Broadcasting Press Guild
- Type: Journalist association
- Industry: Entertainment industry
- Founded: 1974
- Headquarters: London, United Kingdom
- Key people: Manori Ravindran (Chair), Kate Bulkley (Awards Chair)

= Broadcasting Press Guild =

British association of journalists

The Broadcasting Press Guild (BPG) is a British association of journalists dedicated to the topic of general media issues.

==History==
The Guild was established in 1974 as a breakaway of The Critics' Circle and celebrated its 50th anniversary in 2024. Its membership includes more than 100 staff and freelance journalists who write and broadcast about TV, radio, streaming and the media for UK national newspapers, specialist journals and online outlets.

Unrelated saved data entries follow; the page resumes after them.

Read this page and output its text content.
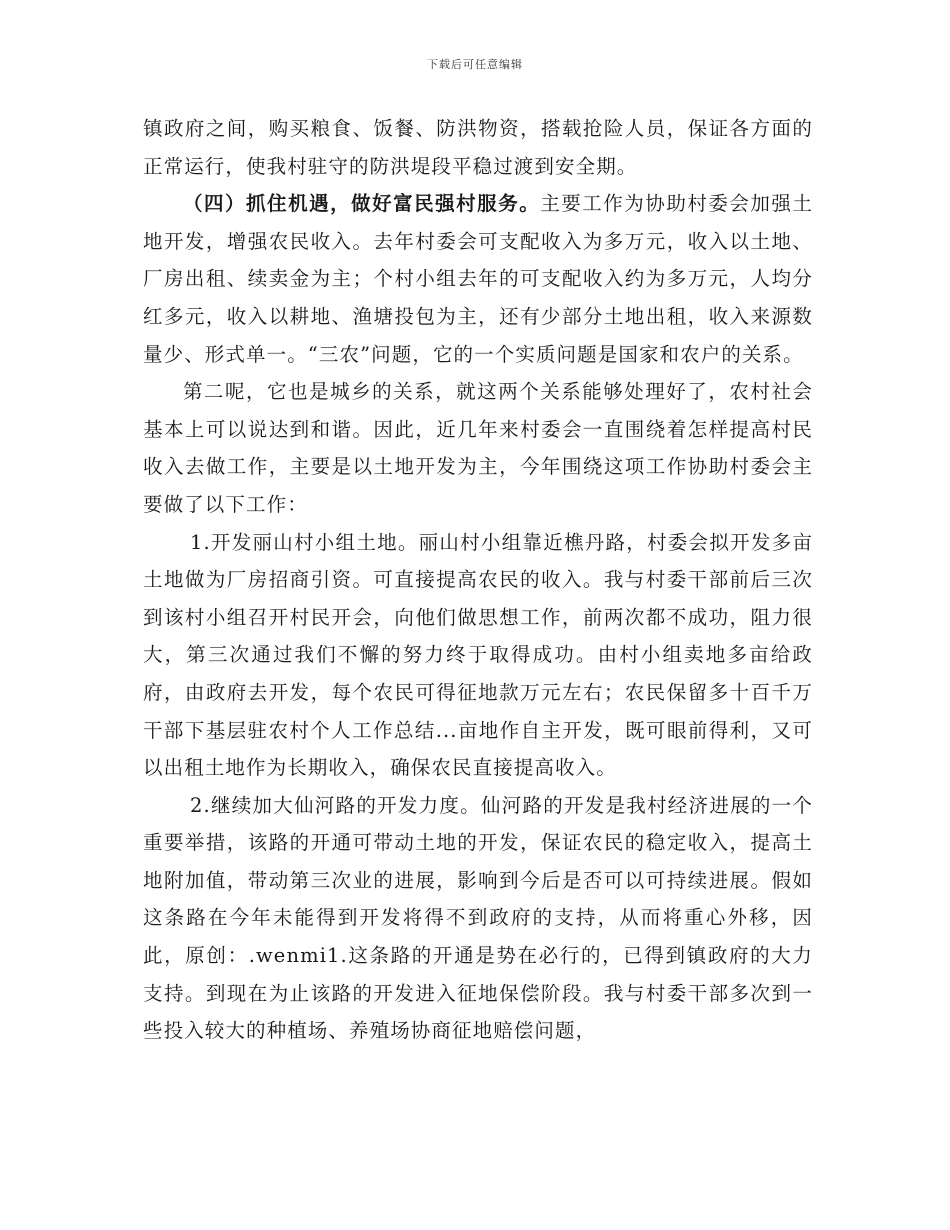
下载后可任意编辑

镇政府之间，购买粮食、饭餐、防洪物资，搭载抢险人员，保证各方面的正常运行，使我村驻守的防洪堤段平稳过渡到安全期。

（四）抓住机遇，做好富民强村服务。主要工作为协助村委会加强土地开发，增强农民收入。去年村委会可支配收入为多万元，收入以土地、厂房出租、续卖金为主；个村小组去年的可支配收入约为多万元，人均分红多元，收入以耕地、渔塘投包为主，还有少部分土地出租，收入来源数量少、形式单一。“三农”问题，它的一个实质问题是国家和农户的关系。

第二呢，它也是城乡的关系，就这两个关系能够处理好了，农村社会基本上可以说达到和谐。因此，近几年来村委会一直围绕着怎样提高村民收入去做工作，主要是以土地开发为主，今年围绕这项工作协助村委会主要做了以下工作：

1.开发丽山村小组土地。丽山村小组靠近樵丹路，村委会拟开发多亩土地做为厂房招商引资。可直接提高农民的收入。我与村委干部前后三次到该村小组召开村民开会，向他们做思想工作，前两次都不成功，阻力很大，第三次通过我们不懈的努力终于取得成功。由村小组卖地多亩给政府，由政府去开发，每个农民可得征地款万元左右；农民保留多十百千万干部下基层驻农村个人工作总结...亩地作自主开发，既可眼前得利，又可以出租土地作为长期收入，确保农民直接提高收入。

2.继续加大仙河路的开发力度。仙河路的开发是我村经济进展的一个重要举措，该路的开通可带动土地的开发，保证农民的稳定收入，提高土地附加值，带动第三次业的进展，影响到今后是否可以可持续进展。假如这条路在今年未能得到开发将得不到政府的支持，从而将重心外移，因此，原创：.wenmi1.这条路的开通是势在必行的，已得到镇政府的大力支持。到现在为止该路的开发进入征地保偿阶段。我与村委干部多次到一些投入较大的种植场、养殖场协商征地赔偿问题，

One of the Guild's most recognized activities is the hosting of luncheons where leading industry figures are engaged in dialogue. The Guild has entertained most BBC director-generals and chairs and government ministers responsible for broadcasting along with a wide range of top executives from TV and radio channels in the UK and overseas. Previous lunch speakers include Sally Wainwright, Peter Fincham, David Abraham, Charlotte Moore, John Whittingdale, Chris Patten, Jeremy Hunt, Greg Dyke, Kevin Lygo, Carolyn McCall, Michael Grade, Martin Sorrell, Mark Thompson and Gary Lineker.

==Awards==
- BPG TV & Radio Awards — Presented annually since 1974 to recognize outstanding programmes and performances in British television and radio, the awards ceremony is considered an important media event in Britain. Since 2010 the sponsors have included Dave, Virgin Media, Discovery, Pact, BBC Studios, Netflix and Prime Video.

- Harvey Lee Award for Outstanding Contribution to Broadcasting — Awarded since 1992 and named after the British journalist Harvey Lee, who was also Secretary and Chairman of the BPG. Recipients include Denis Forman, David Frost, Terry Wogan, Lenny Henry and Moira Stuart

The BPG’s Best Actress winners include Diana Rigg, Eileen Atkins, Helen Mirren, Peggy Ashcroft, Gillian Anderson, Vanessa Redgrave, Maxine Peake, Anne-Marie Duff, Zoe Wanamaker, Gina McKee, Julie Walters, Olivia Colman and Juliet Stevenson.

The BPG Best Actor award has been presented to Alec Guinness, Albert Finney, Kenneth Branagh, Colin Firth, Charles Dance, Robert Hardy, Jim Broadbent, Christopher Ecclestone, Benedict Cumberbatch, Ben Whishaw and Dominic West among others.

Complete list of all the BPG Awards winners, year-by-year

==In the news==
It is common for major media announcements or changes in policy to be made at the BPG's luncheons. In 2012, Richard Klein, the BBC Four Controller, announced the network would be pulling broadcasts of Top of the Pops re-runs in the wake of the Jimmy Savile scandal. At the same event, Klein announced that the network had purchased the broadcast rights for the NBC comedy series Parks and Recreation.

In a 2012 luncheon, Lord Patten announced that some BBC freelancers, including Fiona Bruce and Graham Norton, would be offered staff contracts following a review of the BBC's tax arrangements, while at the same time denying that the broadcaster had engaged in tax dodging. During the same event, Patten also broke his silence about the Jimmy Savile scandal, clarifying widespread allegations of a corporate cover-up.

Speakers sometimes make news during the annual BPG Awards ceremony. In 2016, the former Doctor Who boss Russell T Davies criticised the lack of gay characters on TV.

At a BPG lunch in 2024, Gary Lineker discussed his Goalhanger podcast productions and the controversy over his Twitter pronouncements.

To mark its 50th anniversary in 2024, the Guild invited its members to choose their Top 50 Landmark TV Programmes. The top spot went to the ‘7 Up’ series of documentaries started by Granada Television in 1964.